A dough-focused pizza goes into the oven at Picco Restaurant in Boston.
It is an Italian import, first made in the U.S. in New York City at the dawn of the 20th century, but pizza is practically a national dish now -- certainly one of our favorites. Who can resist the combination of warm, melted cheese and tomato on a base of crisp but airy crust?

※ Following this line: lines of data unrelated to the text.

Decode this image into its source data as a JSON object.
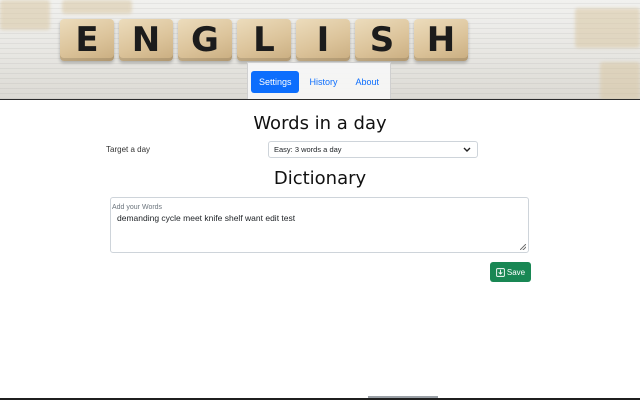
{
  "banner": {
    "letters": [
      "E",
      "N",
      "G",
      "L",
      "I",
      "S",
      "H"
    ]
  },
  "nav": {
    "items": [
      {
        "label": "Settings",
        "active": true
      },
      {
        "label": "History",
        "active": false
      },
      {
        "label": "About",
        "active": false
      }
    ]
  },
  "words_section": {
    "heading": "Words in a day",
    "target_label": "Target a day",
    "selected_option": "Easy: 3 words a day"
  },
  "dictionary_section": {
    "heading": "Dictionary",
    "placeholder": "Add your Words",
    "value": "demanding cycle meet knife shelf want edit test"
  },
  "actions": {
    "save_label": "Save",
    "save_color": "#198754"
  },
  "colors": {
    "accent": "#0d6efd"
  },
  "icons": {
    "select_chevron": "chevron-down-icon",
    "save_icon": "download-icon"
  }
}
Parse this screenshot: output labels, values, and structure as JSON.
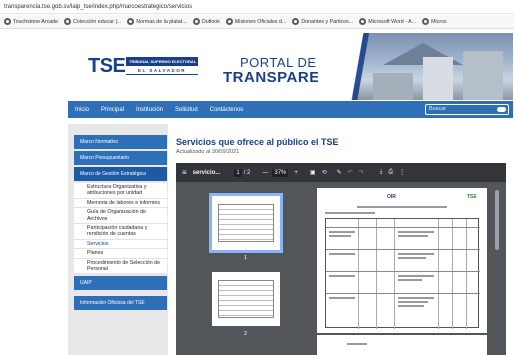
{
  "browser": {
    "url": "transparencia.tse.gob.sv/laip_tse/index.php/marcoestrategico/servicios",
    "bookmarks": [
      {
        "icon": "globe-icon",
        "label": "Touchstone Arcade"
      },
      {
        "icon": "globe-icon",
        "label": "Colección educar |..."
      },
      {
        "icon": "globe-icon",
        "label": "Normas de la platat..."
      },
      {
        "icon": "globe-icon",
        "label": "Outlook"
      },
      {
        "icon": "globe-icon",
        "label": "Misiones Oficiales d..."
      },
      {
        "icon": "globe-icon",
        "label": "Donantes y Particos..."
      },
      {
        "icon": "globe-icon",
        "label": "Microsoft Word - A..."
      },
      {
        "icon": "globe-icon",
        "label": "Micros"
      }
    ]
  },
  "header": {
    "logo_text": "TSE",
    "logo_box_top": "TRIBUNAL SUPREMO ELECTORAL",
    "logo_box_bottom": "EL SALVADOR",
    "portal_line1": "PORTAL DE",
    "portal_line2": "TRANSPARENCIA"
  },
  "nav": {
    "items": [
      "Inicio",
      "Principal",
      "Institución",
      "Solicitud",
      "Contáctenos"
    ],
    "search_placeholder": "Buscar"
  },
  "sidebar": {
    "items": [
      {
        "label": "Marco Normativo"
      },
      {
        "label": "Marco Presupuestario"
      },
      {
        "label": "Marco de Gestión Estratégica"
      }
    ],
    "subitems": [
      "Estructura Organizativa y atribuciones por unidad",
      "Memoria de labores e informes",
      "Guía de Organización de Archivos",
      "Participación ciudadana y rendición de cuentas",
      "Servicios",
      "Planes",
      "Procedimiento de Selección de Personal"
    ],
    "bottom_items": [
      "UAIP",
      "Información Oficiosa del TSE"
    ]
  },
  "main": {
    "title": "Servicios que ofrece al público el TSE",
    "updated": "Actualizado al 30/09/2021"
  },
  "pdf_viewer": {
    "menu_icon": "hamburger-icon",
    "filename": "servicio...",
    "page_current": "1",
    "page_total": "/ 2",
    "zoom_minus": "—",
    "zoom": "37%",
    "zoom_plus": "+",
    "thumbnails": [
      "1",
      "2"
    ],
    "doc_logo_left": "OIR",
    "doc_logo_right": "TSE"
  }
}
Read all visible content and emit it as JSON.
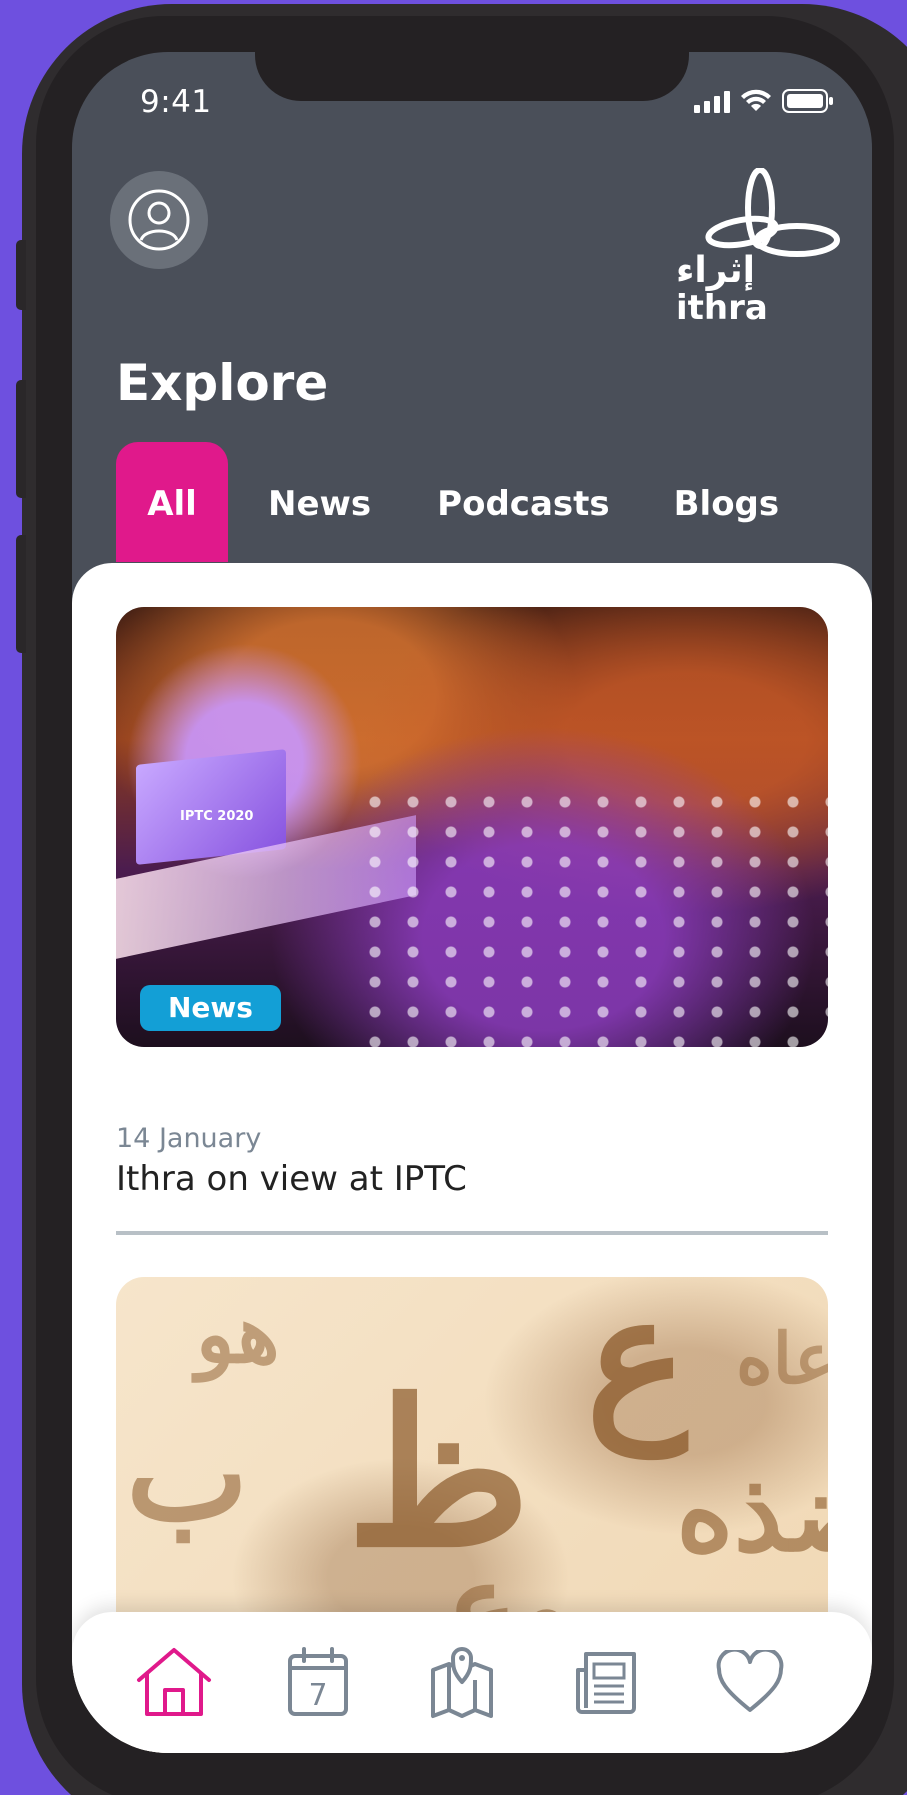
{
  "status_bar": {
    "time": "9:41"
  },
  "header": {
    "logo_arabic": "إثراء",
    "logo_english": "ithra",
    "title": "Explore"
  },
  "tabs": [
    {
      "label": "All",
      "active": true
    },
    {
      "label": "News",
      "active": false
    },
    {
      "label": "Podcasts",
      "active": false
    },
    {
      "label": "Blogs",
      "active": false
    }
  ],
  "feed": [
    {
      "image_caption": "IPTC 2020",
      "badge": "News",
      "date": "14 January",
      "title": "Ithra on view at IPTC"
    }
  ],
  "bottom_nav": [
    {
      "icon": "home-icon",
      "active": true
    },
    {
      "icon": "calendar-icon",
      "label": "7",
      "active": false
    },
    {
      "icon": "map-icon",
      "active": false
    },
    {
      "icon": "news-icon",
      "active": false
    },
    {
      "icon": "heart-icon",
      "active": false
    }
  ],
  "colors": {
    "accent": "#e0198b",
    "badge_blue": "#139fd6",
    "header_bg": "#4a4f59",
    "inactive_icon": "#7b8794",
    "outer_bg": "#6e50df"
  }
}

Aaahhh, the crust. During the gourmet pizza wave of the '90s, toppings ruled, and they became increasingly complex. But to the current crop of dedicated -- some might say obsessed -- pizzaioli (pizza makers), it's all about the crust. At pizzerias from Atlanta to Portland, Oregon, artisan pizza makers, many of whom began their culinary lives as bread bakers, are building mind-blowing pizzas from the crust up, working to perfect the foundation and keeping the toppings simple, using the best ingredients they can find.
Many credit Chris Bianco, of Pizzeria Bianco in Phoenix, as an inspiration. People have been standing in long lines for his pizza, which has been called the best in the country, for nearly 15 years. "I think the reason Chris Bianco's pizza is so good is because he's able to transform some of who he is into the pizza," says Charlie Hallowell, of Pizzaiolo in Oakland, California.
Following are a few more outstanding artisan pizzerias across the country. Taste one of their pies and you will never look at this simple food the same again.
Atlanta -- Varasano's Pizzeria
Jeff Varasano, who opened Varasano's Pizzeria in Atlanta in March 2009, is a former software engineer and New York native who began making pizza at home because he couldn't find any he liked after he moved to Atlanta in 1998. "I was 100 percent focused on the crust," he says." After six years of tinkering, he finally had a breakthrough -- the light, airy crust that had been his goal.